In this first issue, I want to expose the seemingly not well understood capability of Mobility to create logical properties or virtual fields.
I chose this topic because seemingly the feature is not well known; consequently, it took our teams’ longer than was necessary to resolve a customer support ticket.
Logical Properties
Logical properties allow us to execute arbitrary SQL statements in our SELECT queries so that we can create custom values or express physical values in custom formats which we can then display in our Mobility screens.
Case Study
AeroControlx - a Trimin customer – is required to periodically file reports with the FAA. The FAA insists on having dates in an unconventional format.
02 Feb 2024
The customer raised a ticket of how to format dates in this way for use on one PDF report.
Typically, Mobility allows the application developer to format dates using either short or long formats … but not in an arbitrary format.
And using long/short standard date formats doesn’t work here because it’s a global setting and that’s not what we want.
The solution is to use logical properties.

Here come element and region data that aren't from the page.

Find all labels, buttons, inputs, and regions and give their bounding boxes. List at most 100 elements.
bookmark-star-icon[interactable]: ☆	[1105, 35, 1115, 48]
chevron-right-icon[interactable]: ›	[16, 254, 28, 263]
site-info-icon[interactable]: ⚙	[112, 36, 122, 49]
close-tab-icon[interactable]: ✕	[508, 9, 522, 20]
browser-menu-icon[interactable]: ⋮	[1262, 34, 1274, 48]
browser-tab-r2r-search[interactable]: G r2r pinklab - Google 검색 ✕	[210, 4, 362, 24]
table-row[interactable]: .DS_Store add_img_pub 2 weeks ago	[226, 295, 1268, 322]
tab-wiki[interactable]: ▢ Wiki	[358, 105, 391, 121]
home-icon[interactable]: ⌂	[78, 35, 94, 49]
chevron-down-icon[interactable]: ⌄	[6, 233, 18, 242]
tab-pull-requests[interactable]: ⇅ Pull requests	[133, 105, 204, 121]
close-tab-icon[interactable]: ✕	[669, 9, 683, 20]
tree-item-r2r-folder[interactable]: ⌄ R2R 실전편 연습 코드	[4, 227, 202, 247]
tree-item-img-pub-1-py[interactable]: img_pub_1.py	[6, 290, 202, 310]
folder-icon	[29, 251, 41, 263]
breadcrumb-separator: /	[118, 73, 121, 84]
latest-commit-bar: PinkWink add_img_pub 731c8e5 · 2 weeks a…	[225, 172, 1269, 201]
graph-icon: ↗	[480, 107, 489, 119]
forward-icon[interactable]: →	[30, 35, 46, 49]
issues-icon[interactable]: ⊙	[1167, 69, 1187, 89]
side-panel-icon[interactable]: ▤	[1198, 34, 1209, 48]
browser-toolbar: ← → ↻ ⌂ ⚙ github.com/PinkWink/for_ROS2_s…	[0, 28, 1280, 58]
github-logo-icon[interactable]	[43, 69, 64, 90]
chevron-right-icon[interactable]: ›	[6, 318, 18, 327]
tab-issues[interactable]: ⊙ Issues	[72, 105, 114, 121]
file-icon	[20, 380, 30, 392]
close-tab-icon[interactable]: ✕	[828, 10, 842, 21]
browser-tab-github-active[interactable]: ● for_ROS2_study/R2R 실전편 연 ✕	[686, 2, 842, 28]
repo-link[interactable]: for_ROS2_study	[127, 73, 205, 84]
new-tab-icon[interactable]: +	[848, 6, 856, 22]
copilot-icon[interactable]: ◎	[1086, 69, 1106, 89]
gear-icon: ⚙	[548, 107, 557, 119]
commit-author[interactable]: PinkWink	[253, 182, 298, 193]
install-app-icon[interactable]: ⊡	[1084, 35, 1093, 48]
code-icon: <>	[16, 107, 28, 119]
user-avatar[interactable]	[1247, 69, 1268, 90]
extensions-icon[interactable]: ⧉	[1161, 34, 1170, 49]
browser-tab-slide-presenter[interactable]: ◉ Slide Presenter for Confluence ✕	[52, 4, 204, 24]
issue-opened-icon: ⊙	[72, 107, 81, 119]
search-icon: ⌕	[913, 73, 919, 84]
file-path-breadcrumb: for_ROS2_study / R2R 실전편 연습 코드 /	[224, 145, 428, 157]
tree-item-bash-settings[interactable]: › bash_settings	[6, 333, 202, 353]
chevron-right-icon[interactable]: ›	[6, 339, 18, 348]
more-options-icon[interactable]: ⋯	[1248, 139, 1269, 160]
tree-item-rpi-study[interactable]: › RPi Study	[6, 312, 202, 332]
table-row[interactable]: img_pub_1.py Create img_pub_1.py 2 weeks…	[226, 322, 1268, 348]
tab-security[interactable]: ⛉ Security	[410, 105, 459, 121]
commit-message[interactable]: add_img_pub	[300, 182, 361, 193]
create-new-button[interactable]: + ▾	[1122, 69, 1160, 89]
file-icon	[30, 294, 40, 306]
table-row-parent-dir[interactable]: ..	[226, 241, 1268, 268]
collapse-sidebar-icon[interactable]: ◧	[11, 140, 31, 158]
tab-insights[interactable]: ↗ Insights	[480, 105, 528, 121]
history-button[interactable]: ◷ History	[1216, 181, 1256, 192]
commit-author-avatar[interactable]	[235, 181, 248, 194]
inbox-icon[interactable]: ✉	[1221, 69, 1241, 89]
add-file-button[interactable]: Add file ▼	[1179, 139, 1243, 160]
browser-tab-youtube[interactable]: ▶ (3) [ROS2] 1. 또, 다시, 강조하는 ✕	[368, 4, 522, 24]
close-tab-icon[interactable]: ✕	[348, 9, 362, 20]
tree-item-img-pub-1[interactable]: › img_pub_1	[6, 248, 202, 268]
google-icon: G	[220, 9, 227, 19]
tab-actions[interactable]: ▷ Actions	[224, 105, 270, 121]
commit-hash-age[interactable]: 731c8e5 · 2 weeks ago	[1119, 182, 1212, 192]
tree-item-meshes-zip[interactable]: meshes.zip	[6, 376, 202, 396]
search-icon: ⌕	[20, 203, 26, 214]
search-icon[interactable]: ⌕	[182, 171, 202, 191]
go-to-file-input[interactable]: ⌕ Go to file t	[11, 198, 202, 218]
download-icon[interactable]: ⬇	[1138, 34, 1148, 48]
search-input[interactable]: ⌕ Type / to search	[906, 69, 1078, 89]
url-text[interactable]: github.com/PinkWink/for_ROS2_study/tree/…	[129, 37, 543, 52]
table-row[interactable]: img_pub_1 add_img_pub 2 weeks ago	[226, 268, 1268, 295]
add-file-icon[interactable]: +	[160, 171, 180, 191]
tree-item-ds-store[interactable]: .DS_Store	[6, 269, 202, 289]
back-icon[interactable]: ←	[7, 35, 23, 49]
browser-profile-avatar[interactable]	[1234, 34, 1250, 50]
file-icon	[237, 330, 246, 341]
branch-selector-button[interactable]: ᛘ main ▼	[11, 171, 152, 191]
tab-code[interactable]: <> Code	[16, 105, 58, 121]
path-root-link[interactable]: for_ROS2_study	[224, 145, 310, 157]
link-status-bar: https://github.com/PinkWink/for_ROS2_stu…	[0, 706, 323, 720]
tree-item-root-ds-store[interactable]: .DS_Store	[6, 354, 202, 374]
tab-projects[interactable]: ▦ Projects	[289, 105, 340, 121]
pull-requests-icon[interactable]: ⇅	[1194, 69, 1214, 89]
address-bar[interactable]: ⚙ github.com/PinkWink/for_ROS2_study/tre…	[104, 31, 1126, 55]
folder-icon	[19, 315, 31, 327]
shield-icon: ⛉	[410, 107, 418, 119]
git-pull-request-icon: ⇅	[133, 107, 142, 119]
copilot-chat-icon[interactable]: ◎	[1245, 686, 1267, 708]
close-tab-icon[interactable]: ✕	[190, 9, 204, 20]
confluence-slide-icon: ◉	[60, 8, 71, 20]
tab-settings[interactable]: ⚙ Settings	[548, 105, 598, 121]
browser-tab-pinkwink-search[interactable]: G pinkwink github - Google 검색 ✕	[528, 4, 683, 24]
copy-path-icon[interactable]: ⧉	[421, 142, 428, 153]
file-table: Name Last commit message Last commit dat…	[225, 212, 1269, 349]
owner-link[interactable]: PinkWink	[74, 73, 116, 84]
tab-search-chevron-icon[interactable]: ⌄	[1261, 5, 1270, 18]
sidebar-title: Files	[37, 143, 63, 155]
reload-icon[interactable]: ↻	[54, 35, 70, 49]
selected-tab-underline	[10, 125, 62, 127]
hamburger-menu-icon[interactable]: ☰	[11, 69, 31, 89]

Here we can create a custom format using a SQL expression for the date field that meets the customer’s needs.
TO_CHAR (date, ‘DD MON YYYY’)
The date column stores date/time as a SQL date object. We read this value and pass it to the TO_CHAR() function and specify that we want the date object expressed as a string with format DD MON YYYY … just as our customer wants!
If our date field was stored as a millisecond integer timestamp, we could deploy a variant of this strategy:
TO_CHAR (TO_TIMESTAMP(int_date / 1000), ‘DD MON YYYY’)

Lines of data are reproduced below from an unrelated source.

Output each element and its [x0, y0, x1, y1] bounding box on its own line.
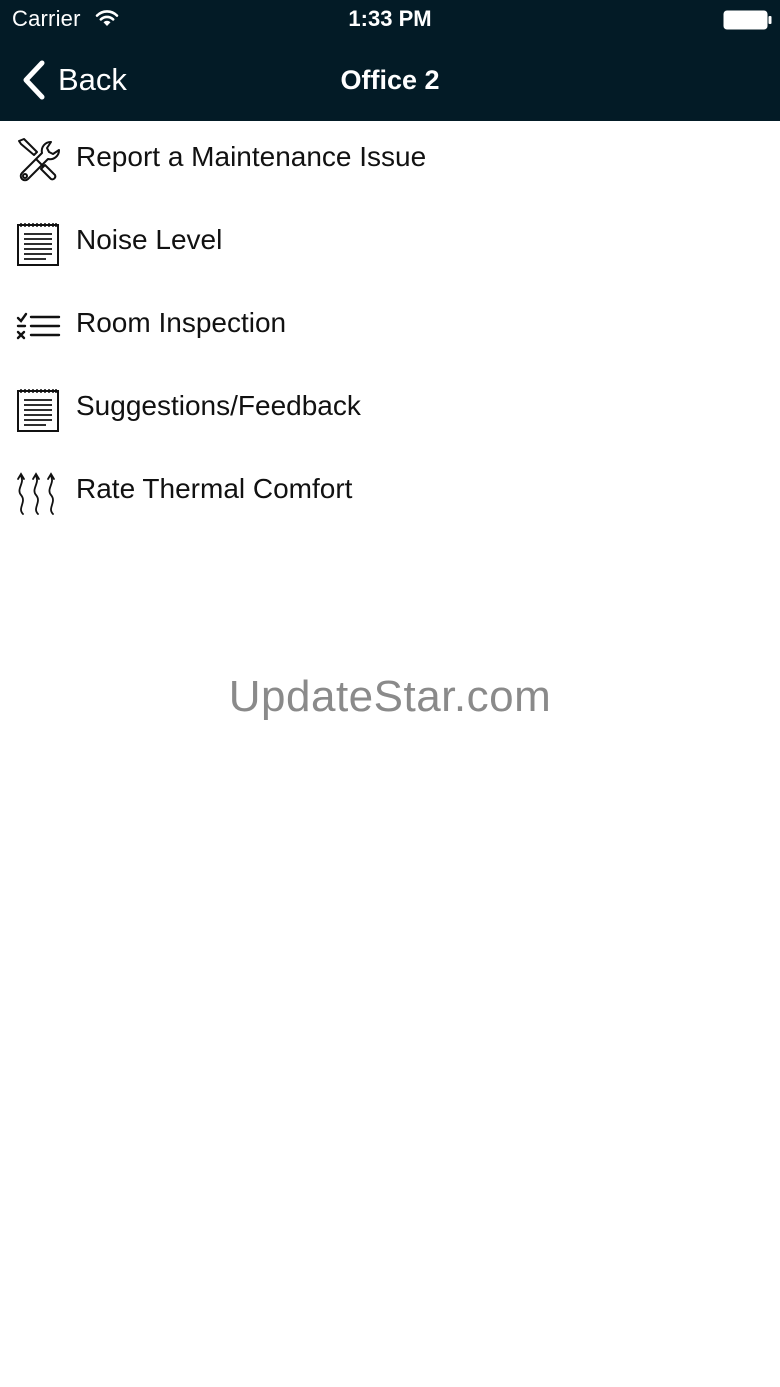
watermark-text: UpdateStar.com [228, 672, 552, 721]
menu-item-rate-thermal-comfort[interactable]: Rate Thermal Comfort [0, 453, 780, 536]
menu-item-room-inspection[interactable]: Room Inspection [0, 287, 780, 370]
menu-item-label: Report a Maintenance Issue [76, 141, 427, 172]
status-time: 1:33 PM [348, 6, 432, 31]
notepad-icon [12, 384, 64, 436]
page-title: Office 2 [340, 65, 440, 95]
checklist-icon [12, 301, 64, 353]
menu-item-noise-level[interactable]: Noise Level [0, 204, 780, 287]
tools-icon [12, 135, 64, 187]
menu-item-label: Suggestions/Feedback [76, 390, 361, 421]
navigation-bar: Back Office 2 [0, 40, 780, 121]
menu-item-label: Rate Thermal Comfort [76, 473, 353, 504]
menu-item-suggestions-feedback[interactable]: Suggestions/Feedback [0, 370, 780, 453]
menu-item-report-maintenance[interactable]: Report a Maintenance Issue [0, 121, 780, 204]
menu-list: Report a Maintenance Issue Noise Level R… [0, 121, 780, 536]
menu-item-label: Room Inspection [76, 307, 287, 338]
top-bar: Carrier 1:33 PM Back Office 2 [0, 0, 780, 121]
menu-item-label: Noise Level [76, 224, 223, 255]
battery-icon [723, 10, 772, 30]
status-bar: Carrier 1:33 PM [0, 0, 780, 40]
heat-waves-icon [12, 467, 64, 519]
notepad-icon [12, 218, 64, 270]
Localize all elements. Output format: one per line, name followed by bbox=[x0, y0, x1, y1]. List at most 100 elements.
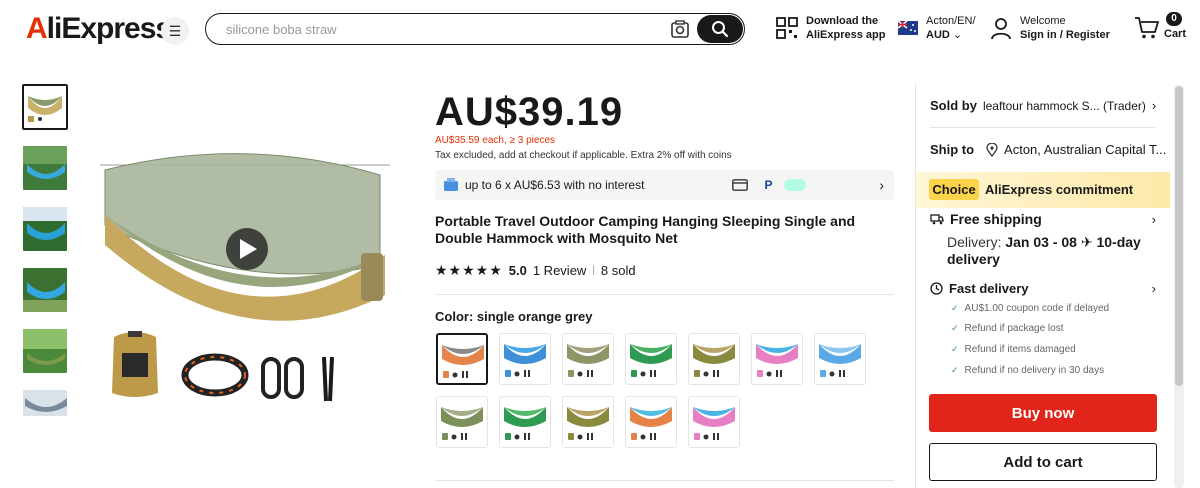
sold-count: 8 sold bbox=[600, 263, 636, 278]
search-icon bbox=[712, 21, 729, 38]
buy-now-button[interactable]: Buy now bbox=[929, 394, 1157, 432]
stuff-sack-image bbox=[108, 327, 162, 401]
color-swatches bbox=[436, 333, 896, 453]
star-rating-icon: ★★★★★ bbox=[435, 262, 503, 278]
color-swatch[interactable] bbox=[562, 333, 614, 385]
swatch-image bbox=[500, 334, 550, 384]
swatch-image bbox=[500, 397, 550, 447]
thumbnail-4[interactable] bbox=[22, 267, 68, 313]
cart-button[interactable] bbox=[1134, 16, 1160, 45]
swatch-image bbox=[563, 397, 613, 447]
ship-to-label: Ship to bbox=[930, 142, 975, 157]
search-button[interactable] bbox=[697, 15, 743, 43]
guarantee-item: ✓ Refund if package lost bbox=[951, 323, 1064, 334]
color-label: Color: single orange grey bbox=[435, 309, 593, 324]
delivery-dates: Jan 03 - 08 bbox=[1005, 234, 1077, 250]
thumbnail-2[interactable] bbox=[22, 145, 68, 191]
chevron-right-icon: › bbox=[1151, 211, 1156, 227]
download-line2: AliExpress app bbox=[806, 29, 886, 41]
swatch-image bbox=[563, 334, 613, 384]
product-price: AU$39.19 bbox=[435, 90, 624, 134]
color-swatch[interactable] bbox=[436, 333, 488, 385]
guarantee-text: Refund if no delivery in 30 days bbox=[964, 365, 1105, 376]
rating-row: ★★★★★ 5.0 1 Review | 8 sold bbox=[435, 262, 636, 279]
choice-badge: Choice bbox=[929, 179, 979, 200]
aliexpress-logo[interactable]: AliExpress bbox=[26, 12, 172, 46]
paypal-icon: P bbox=[764, 178, 773, 192]
product-title: Portable Travel Outdoor Camping Hanging … bbox=[435, 213, 856, 246]
sold-by-row[interactable]: Sold by leaftour hammock S... (Trader) › bbox=[930, 98, 1156, 113]
cart-label[interactable]: Cart bbox=[1164, 28, 1186, 40]
sold-by-label: Sold by bbox=[930, 98, 977, 113]
installment-banner[interactable]: up to 6 x AU$6.53 with no interest P › bbox=[435, 170, 894, 200]
locale-line1: Acton/EN/ bbox=[926, 15, 976, 27]
fast-delivery-label: Fast delivery bbox=[949, 281, 1029, 296]
search-input[interactable] bbox=[226, 21, 646, 37]
color-swatch[interactable] bbox=[625, 396, 677, 448]
cart-count-badge: 0 bbox=[1166, 12, 1182, 26]
seller-name[interactable]: leaftour hammock S... (Trader) bbox=[983, 99, 1146, 113]
reviews-link[interactable]: 1 Review bbox=[533, 263, 586, 278]
guarantee-text: AU$1.00 coupon code if delayed bbox=[964, 303, 1110, 314]
check-icon: ✓ bbox=[951, 344, 959, 354]
download-app[interactable]: Download the AliExpress app bbox=[776, 14, 885, 42]
divider-line bbox=[435, 294, 894, 295]
location-pin-icon bbox=[986, 142, 998, 157]
user-icon bbox=[991, 18, 1011, 40]
thumbnail-3[interactable] bbox=[22, 206, 68, 252]
thumbnail-5[interactable] bbox=[22, 328, 68, 374]
search-bar bbox=[205, 13, 745, 45]
divider bbox=[930, 127, 1156, 128]
ropes-image bbox=[318, 355, 340, 403]
chevron-right-icon: › bbox=[879, 177, 884, 193]
fast-delivery-row[interactable]: Fast delivery › bbox=[930, 281, 1156, 296]
divider: | bbox=[592, 265, 595, 276]
thumbnail-1[interactable] bbox=[22, 84, 68, 130]
color-swatch[interactable] bbox=[499, 396, 551, 448]
guarantee-text: Refund if package lost bbox=[964, 323, 1064, 334]
check-icon: ✓ bbox=[951, 323, 959, 333]
image-search-icon[interactable] bbox=[669, 19, 691, 41]
free-shipping-row[interactable]: Free shipping › bbox=[930, 211, 1156, 227]
signin-link[interactable]: Sign in / Register bbox=[1020, 29, 1110, 41]
color-swatch[interactable] bbox=[625, 333, 677, 385]
cart-icon bbox=[1135, 17, 1159, 39]
add-to-cart-button[interactable]: Add to cart bbox=[929, 443, 1157, 481]
rating-value: 5.0 bbox=[508, 263, 527, 278]
download-line1: Download the bbox=[806, 15, 879, 27]
color-swatch[interactable] bbox=[751, 333, 803, 385]
chevron-right-icon: › bbox=[1151, 281, 1156, 296]
panel-scrollbar-thumb[interactable] bbox=[1175, 86, 1183, 386]
tax-note: Tax excluded, add at checkout if applica… bbox=[435, 150, 732, 161]
qr-code-icon bbox=[776, 17, 798, 39]
locale-selector[interactable]: Acton/EN/AUD ⌄ bbox=[898, 14, 976, 42]
menu-icon[interactable]: ☰ bbox=[161, 17, 189, 45]
swatch-image bbox=[437, 397, 487, 447]
check-icon: ✓ bbox=[951, 303, 959, 313]
welcome-text: Welcome bbox=[1020, 15, 1066, 27]
thumbnail-6[interactable] bbox=[22, 389, 68, 417]
color-swatch[interactable] bbox=[688, 333, 740, 385]
color-swatch[interactable] bbox=[499, 333, 551, 385]
color-swatch[interactable] bbox=[436, 396, 488, 448]
color-swatch[interactable] bbox=[562, 396, 614, 448]
commitment-title: AliExpress commitment bbox=[985, 182, 1134, 197]
check-icon: ✓ bbox=[951, 365, 959, 375]
color-swatch[interactable] bbox=[814, 333, 866, 385]
currency-label: AUD bbox=[926, 29, 950, 41]
chevron-down-icon: ⌄ bbox=[952, 29, 963, 41]
chevron-right-icon: › bbox=[1151, 98, 1157, 113]
swatch-image bbox=[438, 335, 486, 383]
free-shipping-label: Free shipping bbox=[950, 211, 1042, 227]
afterpay-icon bbox=[784, 179, 807, 191]
color-swatch[interactable] bbox=[688, 396, 740, 448]
guarantee-item: ✓ Refund if items damaged bbox=[951, 344, 1076, 355]
truck-icon bbox=[930, 214, 944, 225]
swatch-image bbox=[626, 334, 676, 384]
swatch-image bbox=[752, 334, 802, 384]
installment-text: up to 6 x AU$6.53 with no interest bbox=[465, 178, 645, 192]
clock-icon bbox=[930, 282, 943, 295]
account[interactable]: Welcome Sign in / Register bbox=[990, 14, 1110, 42]
ship-to-row[interactable]: Ship to Acton, Australian Capital T... bbox=[930, 142, 1166, 157]
ship-to-location[interactable]: Acton, Australian Capital T... bbox=[1004, 142, 1166, 157]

Logical properties, because they fall back on native SQL expressions, are very powerful ways to get custom values or formats into your Mobility application.

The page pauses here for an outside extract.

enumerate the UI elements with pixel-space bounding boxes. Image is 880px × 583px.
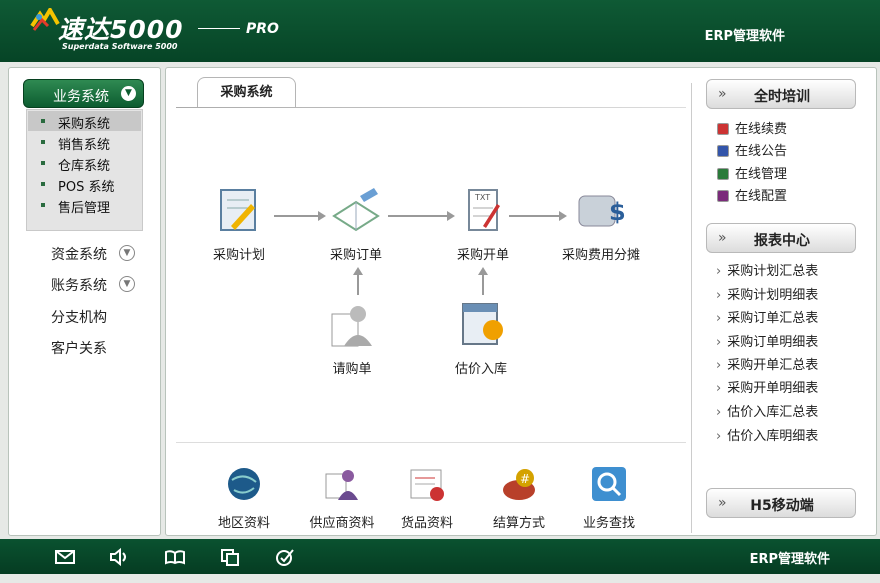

Because they are SQL expressions, they support any SQL function so you can use them to:
- split strings
- concatenate strings
- use conditionals
- apply mathematical operations
- use static values or constants
- … and much more!
And because they are executed on the SQL server, they are generally very performant … but as always, be careful when using lookups on non-indexed columns!
A full reference of PostgreSQL query functions is here.
Logical properties are cool! Use them liberally to enrich your applications!